A new section on space exploration directs agencies to focus research investments on supporting “long-duration spaceflight, in-space manufacturing, in-situ resource utilization, long term cryogenic fuel storage and management, and advanced space-related power and propulsion capabilities.” It also identifies microgravity research as a promising field for developing new biopharmaceuticals and materials. Although the Trump administration has made space exploration a priority from the outset, last year’s memo only made a brief reference to space-related R&D.

Again absent is any reference to climate research, a departure from previous administrations. The most prominent environment-related priority is a new section on agriculture that directs agencies to focus on R&D that enables precision agriculture and aquaculture techniques. It also instructs agencies to prioritize “pre-competitive” research in gene editing technologies that have agricultural applications.

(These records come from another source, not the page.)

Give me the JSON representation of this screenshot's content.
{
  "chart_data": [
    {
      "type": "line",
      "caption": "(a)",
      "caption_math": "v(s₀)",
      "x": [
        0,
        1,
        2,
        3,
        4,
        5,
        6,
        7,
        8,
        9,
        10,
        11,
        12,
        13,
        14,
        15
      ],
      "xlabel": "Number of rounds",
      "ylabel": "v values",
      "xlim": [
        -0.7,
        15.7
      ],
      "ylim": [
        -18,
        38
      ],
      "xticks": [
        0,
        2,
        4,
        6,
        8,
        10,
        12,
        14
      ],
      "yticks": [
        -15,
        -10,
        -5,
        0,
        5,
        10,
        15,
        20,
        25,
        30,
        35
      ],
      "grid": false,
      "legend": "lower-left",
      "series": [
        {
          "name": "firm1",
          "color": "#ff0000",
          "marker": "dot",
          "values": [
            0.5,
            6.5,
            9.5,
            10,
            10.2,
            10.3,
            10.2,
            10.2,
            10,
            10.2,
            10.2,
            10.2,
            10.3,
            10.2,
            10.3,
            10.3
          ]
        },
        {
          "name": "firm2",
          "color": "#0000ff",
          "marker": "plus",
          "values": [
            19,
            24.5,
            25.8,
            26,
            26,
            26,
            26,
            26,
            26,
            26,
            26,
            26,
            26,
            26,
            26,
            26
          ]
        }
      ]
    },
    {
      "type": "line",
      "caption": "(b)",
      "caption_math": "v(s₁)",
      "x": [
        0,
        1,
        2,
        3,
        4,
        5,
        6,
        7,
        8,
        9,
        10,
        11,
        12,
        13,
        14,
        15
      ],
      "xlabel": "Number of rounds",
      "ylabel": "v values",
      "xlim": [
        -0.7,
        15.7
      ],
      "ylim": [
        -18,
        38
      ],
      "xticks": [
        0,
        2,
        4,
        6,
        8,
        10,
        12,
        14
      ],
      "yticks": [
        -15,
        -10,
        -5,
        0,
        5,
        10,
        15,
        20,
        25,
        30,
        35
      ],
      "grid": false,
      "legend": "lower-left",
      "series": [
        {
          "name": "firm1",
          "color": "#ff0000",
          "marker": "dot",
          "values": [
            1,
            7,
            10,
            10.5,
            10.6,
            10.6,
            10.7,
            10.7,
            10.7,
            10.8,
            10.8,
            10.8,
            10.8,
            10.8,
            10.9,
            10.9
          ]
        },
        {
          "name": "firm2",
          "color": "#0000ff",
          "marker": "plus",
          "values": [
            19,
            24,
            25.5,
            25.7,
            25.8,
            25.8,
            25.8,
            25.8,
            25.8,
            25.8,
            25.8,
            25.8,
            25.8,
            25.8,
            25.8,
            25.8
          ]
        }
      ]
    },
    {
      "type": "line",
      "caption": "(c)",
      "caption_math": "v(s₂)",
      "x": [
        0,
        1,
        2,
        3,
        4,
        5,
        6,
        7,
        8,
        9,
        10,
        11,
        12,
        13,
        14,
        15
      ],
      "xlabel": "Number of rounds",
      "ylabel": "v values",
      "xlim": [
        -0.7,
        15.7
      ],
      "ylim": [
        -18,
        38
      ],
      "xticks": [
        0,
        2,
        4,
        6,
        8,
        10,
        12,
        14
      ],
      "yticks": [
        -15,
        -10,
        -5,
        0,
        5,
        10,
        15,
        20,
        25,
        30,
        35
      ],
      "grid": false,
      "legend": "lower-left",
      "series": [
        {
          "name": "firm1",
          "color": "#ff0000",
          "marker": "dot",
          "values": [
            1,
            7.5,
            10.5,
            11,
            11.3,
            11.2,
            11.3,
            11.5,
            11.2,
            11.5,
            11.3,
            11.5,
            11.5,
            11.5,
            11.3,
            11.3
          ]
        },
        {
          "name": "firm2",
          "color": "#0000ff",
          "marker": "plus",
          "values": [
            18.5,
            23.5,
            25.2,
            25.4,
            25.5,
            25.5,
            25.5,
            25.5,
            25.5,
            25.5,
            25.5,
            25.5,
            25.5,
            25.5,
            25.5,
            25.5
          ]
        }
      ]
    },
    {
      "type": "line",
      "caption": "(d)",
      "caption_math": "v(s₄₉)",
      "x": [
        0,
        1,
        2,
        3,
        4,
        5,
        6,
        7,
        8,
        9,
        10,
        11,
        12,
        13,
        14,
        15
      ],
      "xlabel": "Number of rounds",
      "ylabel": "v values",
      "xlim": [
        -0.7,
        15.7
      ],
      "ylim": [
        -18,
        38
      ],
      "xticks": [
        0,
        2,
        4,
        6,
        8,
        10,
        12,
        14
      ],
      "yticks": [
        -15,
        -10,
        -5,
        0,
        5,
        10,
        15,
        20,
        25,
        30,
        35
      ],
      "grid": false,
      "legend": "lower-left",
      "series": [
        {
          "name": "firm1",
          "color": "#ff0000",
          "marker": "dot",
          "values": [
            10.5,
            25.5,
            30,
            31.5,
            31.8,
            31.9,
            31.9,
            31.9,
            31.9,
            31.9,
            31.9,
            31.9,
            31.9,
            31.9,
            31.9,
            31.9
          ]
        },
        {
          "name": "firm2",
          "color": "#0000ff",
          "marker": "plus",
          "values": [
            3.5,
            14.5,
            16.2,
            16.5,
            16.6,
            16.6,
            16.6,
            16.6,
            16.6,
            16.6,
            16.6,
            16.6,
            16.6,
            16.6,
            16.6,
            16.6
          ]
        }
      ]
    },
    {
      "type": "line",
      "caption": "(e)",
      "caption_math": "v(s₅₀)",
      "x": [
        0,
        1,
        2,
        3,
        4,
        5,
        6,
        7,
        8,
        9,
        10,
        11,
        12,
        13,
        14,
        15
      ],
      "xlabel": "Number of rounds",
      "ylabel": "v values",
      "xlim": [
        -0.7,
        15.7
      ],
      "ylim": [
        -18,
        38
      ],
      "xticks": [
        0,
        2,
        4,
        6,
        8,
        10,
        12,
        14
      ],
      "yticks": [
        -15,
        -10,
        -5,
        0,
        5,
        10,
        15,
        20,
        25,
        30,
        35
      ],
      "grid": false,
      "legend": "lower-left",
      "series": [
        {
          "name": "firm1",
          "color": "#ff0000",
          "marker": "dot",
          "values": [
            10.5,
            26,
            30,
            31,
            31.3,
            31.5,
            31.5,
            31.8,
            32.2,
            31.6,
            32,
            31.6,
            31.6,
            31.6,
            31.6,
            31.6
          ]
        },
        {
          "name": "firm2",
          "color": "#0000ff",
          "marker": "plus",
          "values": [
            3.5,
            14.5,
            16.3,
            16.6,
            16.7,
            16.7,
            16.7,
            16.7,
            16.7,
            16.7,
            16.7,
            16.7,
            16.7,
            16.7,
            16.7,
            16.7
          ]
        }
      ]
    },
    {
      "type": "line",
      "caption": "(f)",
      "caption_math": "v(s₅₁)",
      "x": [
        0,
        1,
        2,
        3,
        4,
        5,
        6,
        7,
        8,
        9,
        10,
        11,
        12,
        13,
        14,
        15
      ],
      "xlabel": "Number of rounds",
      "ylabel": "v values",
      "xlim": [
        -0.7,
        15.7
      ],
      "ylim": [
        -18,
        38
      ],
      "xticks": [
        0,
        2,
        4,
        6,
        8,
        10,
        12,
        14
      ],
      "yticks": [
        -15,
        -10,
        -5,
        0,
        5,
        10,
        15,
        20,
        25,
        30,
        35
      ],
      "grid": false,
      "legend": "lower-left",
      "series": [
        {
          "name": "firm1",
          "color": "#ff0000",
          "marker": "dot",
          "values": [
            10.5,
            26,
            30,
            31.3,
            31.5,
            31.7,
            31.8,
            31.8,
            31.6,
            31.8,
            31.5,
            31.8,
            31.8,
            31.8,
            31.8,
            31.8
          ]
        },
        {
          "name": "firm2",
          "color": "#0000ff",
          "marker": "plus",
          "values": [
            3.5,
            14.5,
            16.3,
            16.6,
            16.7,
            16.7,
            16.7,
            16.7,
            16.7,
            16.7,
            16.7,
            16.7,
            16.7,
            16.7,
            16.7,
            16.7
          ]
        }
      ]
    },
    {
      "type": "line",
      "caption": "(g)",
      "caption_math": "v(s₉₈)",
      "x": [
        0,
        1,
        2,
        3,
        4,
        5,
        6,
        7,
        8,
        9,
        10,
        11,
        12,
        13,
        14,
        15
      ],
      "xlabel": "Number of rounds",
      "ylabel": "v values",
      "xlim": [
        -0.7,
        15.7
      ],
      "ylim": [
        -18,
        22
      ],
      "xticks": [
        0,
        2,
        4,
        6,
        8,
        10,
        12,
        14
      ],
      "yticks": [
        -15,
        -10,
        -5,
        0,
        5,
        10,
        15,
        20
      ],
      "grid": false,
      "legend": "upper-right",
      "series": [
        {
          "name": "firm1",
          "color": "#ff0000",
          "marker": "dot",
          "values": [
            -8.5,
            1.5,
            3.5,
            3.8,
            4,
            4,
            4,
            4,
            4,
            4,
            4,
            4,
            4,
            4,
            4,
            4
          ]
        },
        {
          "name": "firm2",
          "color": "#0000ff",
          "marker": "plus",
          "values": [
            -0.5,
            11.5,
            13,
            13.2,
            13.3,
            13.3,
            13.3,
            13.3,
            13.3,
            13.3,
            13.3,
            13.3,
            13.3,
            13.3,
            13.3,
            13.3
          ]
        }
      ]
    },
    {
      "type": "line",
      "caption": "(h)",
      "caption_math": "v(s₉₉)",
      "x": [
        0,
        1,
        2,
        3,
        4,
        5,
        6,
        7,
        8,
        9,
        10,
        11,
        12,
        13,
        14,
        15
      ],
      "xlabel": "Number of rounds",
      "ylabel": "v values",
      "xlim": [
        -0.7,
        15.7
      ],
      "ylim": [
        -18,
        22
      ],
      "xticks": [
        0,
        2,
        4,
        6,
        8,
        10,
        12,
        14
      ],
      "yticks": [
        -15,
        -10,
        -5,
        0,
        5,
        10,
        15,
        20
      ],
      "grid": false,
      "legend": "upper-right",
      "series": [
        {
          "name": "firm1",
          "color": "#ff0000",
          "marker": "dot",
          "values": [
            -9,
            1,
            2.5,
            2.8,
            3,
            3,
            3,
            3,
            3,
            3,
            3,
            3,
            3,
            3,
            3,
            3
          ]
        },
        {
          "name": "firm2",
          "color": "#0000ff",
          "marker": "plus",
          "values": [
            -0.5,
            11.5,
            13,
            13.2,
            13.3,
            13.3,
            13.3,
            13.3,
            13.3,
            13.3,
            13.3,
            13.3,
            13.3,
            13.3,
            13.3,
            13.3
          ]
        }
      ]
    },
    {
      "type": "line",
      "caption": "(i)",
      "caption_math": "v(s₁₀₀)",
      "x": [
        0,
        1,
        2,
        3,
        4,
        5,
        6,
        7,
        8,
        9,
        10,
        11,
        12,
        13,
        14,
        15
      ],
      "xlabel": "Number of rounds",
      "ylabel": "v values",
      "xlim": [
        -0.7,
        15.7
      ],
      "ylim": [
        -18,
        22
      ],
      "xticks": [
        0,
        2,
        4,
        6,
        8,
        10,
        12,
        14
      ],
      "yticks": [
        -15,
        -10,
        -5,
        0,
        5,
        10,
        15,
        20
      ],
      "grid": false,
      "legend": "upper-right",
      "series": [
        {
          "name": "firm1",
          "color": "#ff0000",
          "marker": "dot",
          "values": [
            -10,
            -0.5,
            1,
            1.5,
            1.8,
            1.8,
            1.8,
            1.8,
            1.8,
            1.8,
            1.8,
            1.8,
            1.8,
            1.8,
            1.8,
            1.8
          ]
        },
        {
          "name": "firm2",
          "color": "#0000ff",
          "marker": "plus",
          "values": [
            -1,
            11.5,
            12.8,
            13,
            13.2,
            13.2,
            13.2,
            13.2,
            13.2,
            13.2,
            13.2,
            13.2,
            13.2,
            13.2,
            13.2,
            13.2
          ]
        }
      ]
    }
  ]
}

The remaining two sections focus on medical innovation and autonomous vehicles.

New emphasis on technology transfer efforts

The memo also identifies five “R&D priority practices,” which range from modernizing research infrastructure to preparing the U.S. workforce for jobs of the future through STEM education.

It again emphasizes that workforce training efforts should leverage experiential learning methods such as apprenticeships and include Americans from underrepresented groups and both urban and rural areas. It also reiterates that agencies should seek to divest from obsolete facilities and use the National Science and Technology Council to coordinate cross-government initiatives.

The memo places a new focus on improving the transfer of federally funded technologies to the private sector, instructing agencies to “prioritize and highlight lab-to-market initiatives” in their budget proposals. It also directs agencies to use public-private partnerships to “align basic research with future private sector needs, establish testbeds and datasets reflective of real-world conditions, transfer techniques and technologies across sectors, and more quickly diffuse basic research results to the private sector.”

The addition reflects how the administration made improving federal technology transfer efforts an official cross-agency goal earlier this year.